African News

Benin: Penplusbytes Trains West African Design Communicators

17 April 2009 at 07:18 | 925 views

By Bai-Bai Sesay, reporting from Cotonou, Benin.

The International Institute for ICT Journalism Penplusbytes in collaboration with Highway Africa financed by Open Society Initiative for West Africa (OSIWA) had held a week long workshop for Communication Designers in Cotonou, Benin Republic to demonstrate the importance of communication design in the newspapers and magazines industry in the West African sub region.

The workshop which ran from the 6th to 10th April 2009 was part of the Penplusbytes capacity building program for communication designers in West Africa.

The president of Penplusbytes, Kwami Ahiabenu II, told participants that design communicators and graphic design play a significant role in the media adding that most training programmes for the media fail to know their important role in the media.

“We have come out with this second workshop to train design communicators and graphic design in the sub region with the hope that they will train others locally in their various countries," he said

In a statement, the Programme Manager of OSIWA, Ben Akon told delegates the importance of the workshop and advised them to pay more attention on the training programme with the expectation that they will achieve alot of new things from the workshop.

He disclosed that they are planning to start organising an annual award for communication designers in Africa during Highway Africa conference.

“This will make newspaper and magazine designers to put more efforts in their work. The winning communication designer will be given the opportunity to work with a newspaper or magazine house for a certain period in South Africa”, he pointed out.

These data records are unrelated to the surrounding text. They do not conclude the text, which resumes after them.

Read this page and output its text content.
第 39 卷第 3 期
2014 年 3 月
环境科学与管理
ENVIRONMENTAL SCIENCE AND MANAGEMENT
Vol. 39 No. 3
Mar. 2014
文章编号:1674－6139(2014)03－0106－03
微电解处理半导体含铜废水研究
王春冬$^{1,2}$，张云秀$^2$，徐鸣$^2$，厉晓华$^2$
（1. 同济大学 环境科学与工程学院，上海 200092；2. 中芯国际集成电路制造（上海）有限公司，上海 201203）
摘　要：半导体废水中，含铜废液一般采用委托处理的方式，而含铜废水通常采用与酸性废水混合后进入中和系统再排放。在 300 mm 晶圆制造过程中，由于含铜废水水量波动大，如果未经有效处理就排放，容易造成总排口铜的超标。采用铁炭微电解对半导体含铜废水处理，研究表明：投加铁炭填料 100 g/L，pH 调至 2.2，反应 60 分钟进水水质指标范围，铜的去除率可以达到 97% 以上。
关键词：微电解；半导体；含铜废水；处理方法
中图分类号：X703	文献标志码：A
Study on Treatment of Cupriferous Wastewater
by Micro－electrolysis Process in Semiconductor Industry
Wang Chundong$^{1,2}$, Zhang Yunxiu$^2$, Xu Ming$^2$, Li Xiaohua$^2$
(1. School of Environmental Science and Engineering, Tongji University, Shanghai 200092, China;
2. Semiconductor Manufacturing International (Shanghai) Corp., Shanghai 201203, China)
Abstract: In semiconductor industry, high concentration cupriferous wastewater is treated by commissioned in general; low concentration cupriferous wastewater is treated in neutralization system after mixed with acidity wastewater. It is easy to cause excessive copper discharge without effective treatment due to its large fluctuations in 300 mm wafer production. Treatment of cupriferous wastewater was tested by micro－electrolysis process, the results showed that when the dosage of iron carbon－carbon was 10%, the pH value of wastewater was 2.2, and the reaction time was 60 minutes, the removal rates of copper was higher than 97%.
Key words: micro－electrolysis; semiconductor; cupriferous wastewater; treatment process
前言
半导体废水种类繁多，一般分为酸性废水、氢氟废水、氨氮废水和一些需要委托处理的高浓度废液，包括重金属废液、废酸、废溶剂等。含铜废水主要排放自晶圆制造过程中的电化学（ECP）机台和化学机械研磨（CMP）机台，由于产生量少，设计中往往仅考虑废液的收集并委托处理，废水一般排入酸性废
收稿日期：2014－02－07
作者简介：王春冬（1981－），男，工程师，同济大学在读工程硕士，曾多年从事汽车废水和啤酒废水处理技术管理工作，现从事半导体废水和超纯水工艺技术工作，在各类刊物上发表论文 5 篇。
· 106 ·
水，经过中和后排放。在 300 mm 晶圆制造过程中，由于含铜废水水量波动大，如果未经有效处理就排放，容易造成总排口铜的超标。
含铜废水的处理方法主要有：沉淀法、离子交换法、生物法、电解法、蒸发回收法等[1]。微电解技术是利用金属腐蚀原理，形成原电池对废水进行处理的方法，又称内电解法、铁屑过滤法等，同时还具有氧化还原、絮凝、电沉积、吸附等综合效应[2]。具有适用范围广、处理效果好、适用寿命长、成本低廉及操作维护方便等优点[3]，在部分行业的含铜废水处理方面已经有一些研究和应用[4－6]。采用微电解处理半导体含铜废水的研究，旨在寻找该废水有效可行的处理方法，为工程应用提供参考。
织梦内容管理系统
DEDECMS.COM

Togolese and South African trainers, Nahmsath Yabouri and Shalen Gajadhar respectively spoke extensively on the element of newspaper and magazine design, theory of colour and the use of graphics design to name but a few.

The communication design experts went further to give an overview of the training programme on newspaper and magazine design and the shortcomings of newspaper design in Africa. They also spoke on the use of the software such as Scribus and other important softwares.

According to a Nigerian born Eunice Ayo-Aderate, an Assistant Editor working for a Nigerian monthly newspaper, The PUNCH said the workshop was very timely. She said this is because most media outfits don’t consider the training of graphic designers as an important thing.

Based on her experienced, she went further, was that the average media outfit in Nigeria concentrates on the training of journalists such as Reporters, Columnists, Online Editors to name but a few without thinking about Graphic Designers.

“This is why graphic designers don’t raise beyong certain levels in the media industry especially in Africa”, She said.

”Graphic designers are overworked and underpaid. Training such as this is highly recommended for graphic designers to make their relevance in the media industry better appreciated”, she observed.

In his words, a media executive with lots of experiences in the media industry told participants that communication design especially in newspaper, magazine and online publications are very vital tools for designers in modern media industry.

Speaking among 30 English and French participants from different media outlets in West Africa, Mr. Bai-Bai Sesay, a born Sierra Leonean newspaper editor and also a newspaper designer told his colleagues that the workshop was very timely, interesting, entertaining and educating.

He disclosed that this is the first workshop for communication designers he had attended hoping that the organisers will continued to hold such important workshops in the near future especially in the West Africa sub region.

Most of the participants expressed thanks and appreciation to OSIWA, Penplusbytes and Highway Africa for bringing communication designers together to discuss issues relating to communication design.

The participants who attended the worshop were from Sierra Leone, Liberia, the Gambia, Ghana, Nigeria, Togo, Benin, Ivory Coast, Senegal, Burkina Faso, Niger and Mali.

It could be recalled that this was the second workshop organised by Penplusbytes. The first workshop was held in South Africa during the Highway Africa Conference.